Confusion On The Range
Your goal during a golf lesson should be to develop a basic conceptual understanding of the movement you will be trying to incorporate into your swing. This sounds simple enough, and it is.
But things become much trickier when you get out on the driving range to work on it. As you begin to practice the new movement, your body is absolutely, positively, completely resisting every attempt you make to improve your swing and what little amount you are actually able to change is wreaking havoc with your ball striking.
Your body and mind are in a struggle to control the swing, so what was perfect clarity of purpose as you warmed up has suddenly become utter confusion. Are you not doing it correctly? If not, what are you doing wrong? Did you not understand correctly? All of a sudden you're questioning whether you understood the concept at all, even though it seemed so simple during the lesson.

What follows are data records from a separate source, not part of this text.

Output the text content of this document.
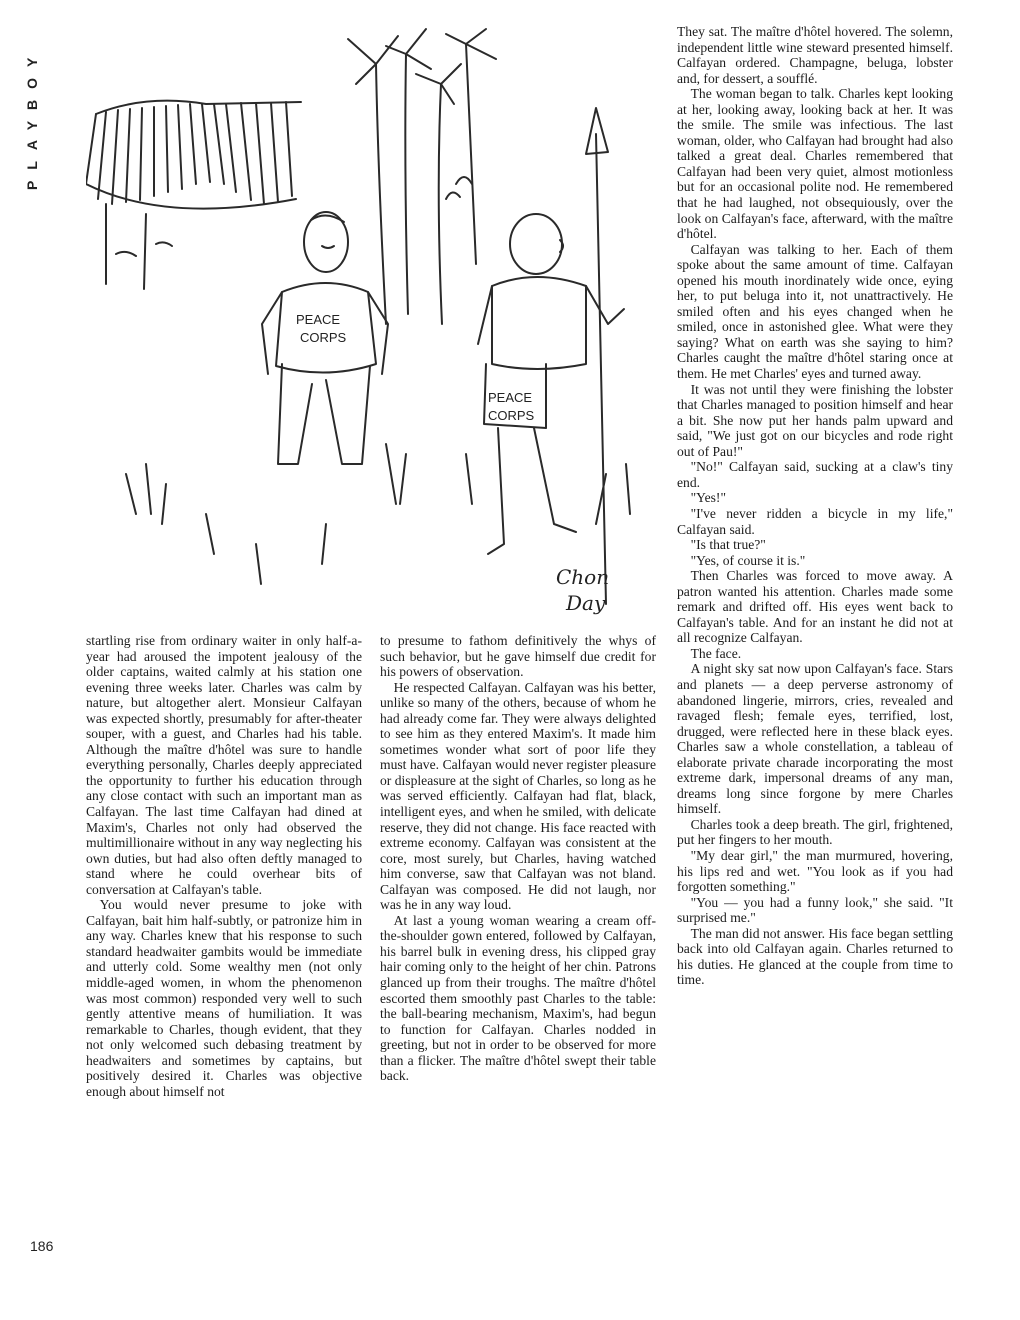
PLAYBOY
PEACE
CORPS
PEACE
CORPS
Chon
Day

startling rise from ordinary waiter in only half-a-year had aroused the impotent jealousy of the older captains, waited calmly at his station one evening three weeks later. Charles was calm by nature, but altogether alert. Monsieur Calfayan was expected shortly, presumably for after-theater souper, with a guest, and Charles had his table. Although the maître d'hôtel was sure to handle everything personally, Charles deeply appreciated the opportunity to further his education through any close contact with such an important man as Calfayan. The last time Calfayan had dined at Maxim's, Charles not only had observed the multimillionaire without in any way neglecting his own duties, but had also often deftly managed to stand where he could overhear bits of conversation at Calfayan's table.

You would never presume to joke with Calfayan, bait him half-subtly, or patronize him in any way. Charles knew that his response to such standard headwaiter gambits would be immediate and utterly cold. Some wealthy men (not only middle-aged women, in whom the phenomenon was most common) responded very well to such gently attentive means of humiliation. It was remarkable to Charles, though evident, that they not only welcomed such debasing treatment by headwaiters and sometimes by captains, but positively desired it. Charles was objective enough about himself not

to presume to fathom definitively the whys of such behavior, but he gave himself due credit for his powers of observation.

He respected Calfayan. Calfayan was his better, unlike so many of the others, because of whom he had already come far. They were always delighted to see him as they entered Maxim's. It made him sometimes wonder what sort of poor life they must have. Calfayan would never register pleasure or displeasure at the sight of Charles, so long as he was served efficiently. Calfayan had flat, black, intelligent eyes, and when he smiled, with delicate reserve, they did not change. His face reacted with extreme economy. Calfayan was consistent at the core, most surely, but Charles, having watched him converse, saw that Calfayan was not bland. Calfayan was composed. He did not laugh, nor was he in any way loud.

At last a young woman wearing a cream off-the-shoulder gown entered, followed by Calfayan, his barrel bulk in evening dress, his clipped gray hair coming only to the height of her chin. Patrons glanced up from their troughs. The maître d'hôtel escorted them smoothly past Charles to the table: the ball-bearing mechanism, Maxim's, had begun to function for Calfayan. Charles nodded in greeting, but not in order to be observed for more than a flicker. The maître d'hôtel swept their table back.

They sat. The maître d'hôtel hovered. The solemn, independent little wine steward presented himself. Calfayan ordered. Champagne, beluga, lobster and, for dessert, a soufflé.

The woman began to talk. Charles kept looking at her, looking away, looking back at her. It was the smile. The smile was infectious. The last woman, older, who Calfayan had brought had also talked a great deal. Charles remembered that Calfayan had been very quiet, almost motionless but for an occasional polite nod. He remembered that he had laughed, not obsequiously, over the look on Calfayan's face, afterward, with the maître d'hôtel.

Calfayan was talking to her. Each of them spoke about the same amount of time. Calfayan opened his mouth inordinately wide once, eying her, to put beluga into it, not unattractively. He smiled often and his eyes changed when he smiled, once in astonished glee. What were they saying? What on earth was she saying to him? Charles caught the maître d'hôtel staring once at them. He met Charles' eyes and turned away.

It was not until they were finishing the lobster that Charles managed to position himself and hear a bit. She now put her hands palm upward and said, "We just got on our bicycles and rode right out of Pau!"

"No!" Calfayan said, sucking at a claw's tiny end.

"Yes!"

"I've never ridden a bicycle in my life," Calfayan said.

"Is that true?"

"Yes, of course it is."

Then Charles was forced to move away. A patron wanted his attention. Charles made some remark and drifted off. His eyes went back to Calfayan's table. And for an instant he did not at all recognize Calfayan.

The face.

A night sky sat now upon Calfayan's face. Stars and planets — a deep perverse astronomy of abandoned lingerie, mirrors, cries, revealed and ravaged flesh; female eyes, terrified, lost, drugged, were reflected here in these black eyes. Charles saw a whole constellation, a tableau of elaborate private charade incorporating the most extreme dark, impersonal dreams of any man, dreams long since forgone by mere Charles himself.

Charles took a deep breath. The girl, frightened, put her fingers to her mouth.

"My dear girl," the man murmured, hovering, his lips red and wet. "You look as if you had forgotten something."

"You — you had a funny look," she said. "It surprised me."

The man did not answer. His face began settling back into old Calfayan again. Charles returned to his duties. He glanced at the couple from time to time.

186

Stop right here! You understood just fine—hopefully you're using a good instructor. Don't let yourself get caught up in the turmoil going on between mind and body. Realize that the body is used to being in control of the swing, so when you try to take over with the conscious mind, things are going to get messy. The key is to make sure that the mind stays in control because the mind is where the swing improvement will come from—your mind stores the information you learned in the lesson and it is your mind that has to teach your body how to move correctly. This is done through practice—thousands and thousands of swings!
Remember focus and patience? This is when you need them the most. If you've just taken a lesson from me, you absolutely do know what to do, so just keep working on it for a month and then move on to the next phase of your cycle so you can shape your swing!